Most of yesterday’s Cabinet meeting was taken up with a discussion on the reform package. Under the plan the Dáil will sit for longer, beginning at 12.30pm on a Tuesday rather than 2pm and starting at 9.30am rather than 10.30am on Wednesdays and Thursdays, with Friday sittings every fortnight rather than once a month.
A Government spokesman said later that the core objective was to enhance the legislative process and to improve accountability.
He said the introduction of pre-legislation hearings would represent an innovative way of involving the citizen in the formulation of legislation.
The spokesman said that another important element of the package would be an improvement in the way legislation was progressed right through the process with more efficient use of Dáil time and greater scrutiny by committees.
He rejected claims that the new process would be cumbersome and involve long delays in the processing of legislation.
“Under the new system of public involvement there will be seven stages in the legislative process compared to nine stages that now take place as legislation is progressed through both Houses of the Oireachtas,” he said.

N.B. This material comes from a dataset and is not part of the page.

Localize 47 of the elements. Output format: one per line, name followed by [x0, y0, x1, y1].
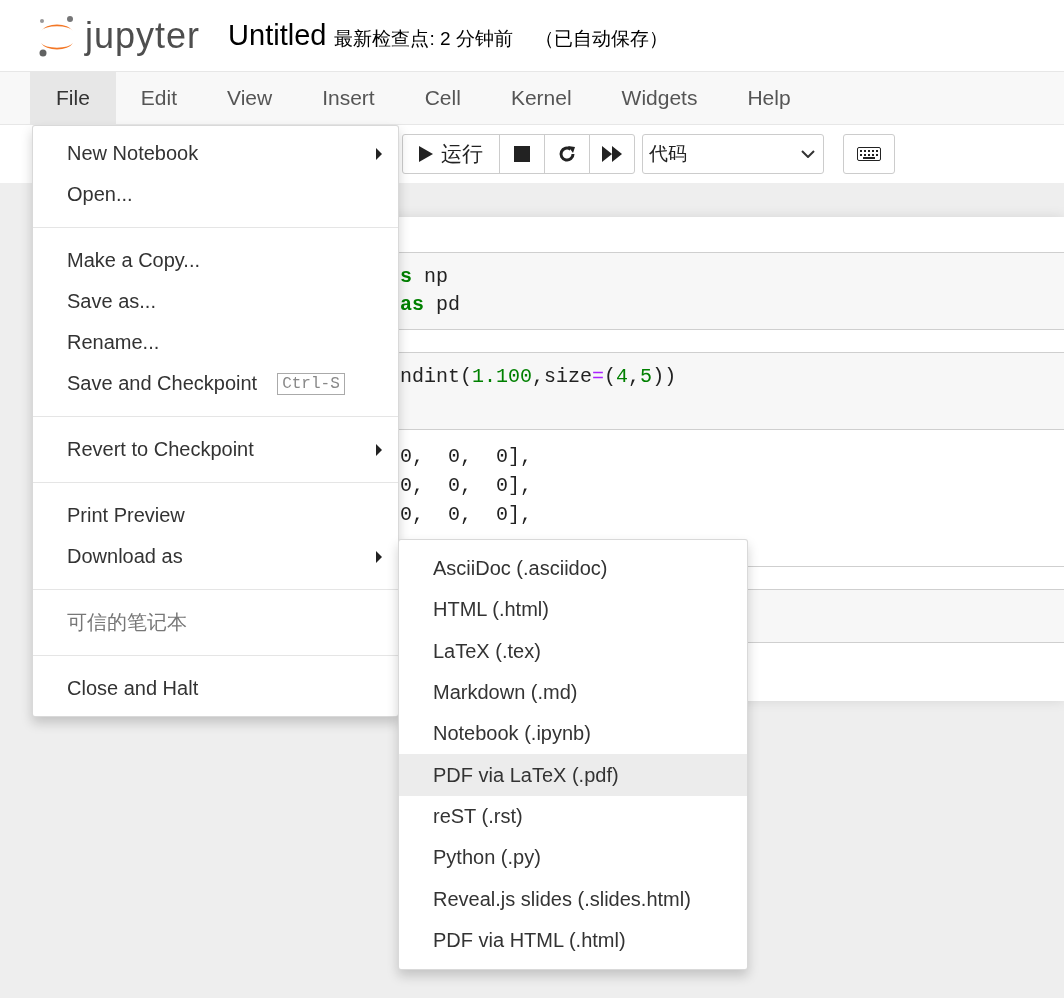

“The result will be that the legislative system will be more efficient as well as consultative,” he added.
The hearings that took place during the Protection of Life During Pregnancy Bill will be the template for the new system.
Michael McDowell, one of the leaders of Democracy Matters, the civil society campaign to retain the Seanad, yesterday dismissed the Dáil reform package.
“That is the greatest joke of all time, all committees in the Dáil are subject to a party whip and if the Minister doesn’t want Michael McDowell in there at that hearing, I won’t be called,” he told Pat Kenny on Newstalk.
In response, a Government spokesman said that Oireachtas committees had shown complete independence about who they called to give evidence in the past and they would undoubtedly do so in the future.
Also yesterday former government minister Barry Desmond said there was a need for more parliamentary scrutiny of legislation but the proper venue for that was in a chamber democratically elected by the people, not an unelected elite in the Seanad.
He said that he had long experience of participating in Seanad elections having voted in every election since 1954.
“On many occasions I had the quite undemocratic entitlement to seven votes in a general election – one for the Dáil, the five Seanad panels and another one as an NUI graduate,” said Mr Desmond, who is campaigning for abolition with the One House group.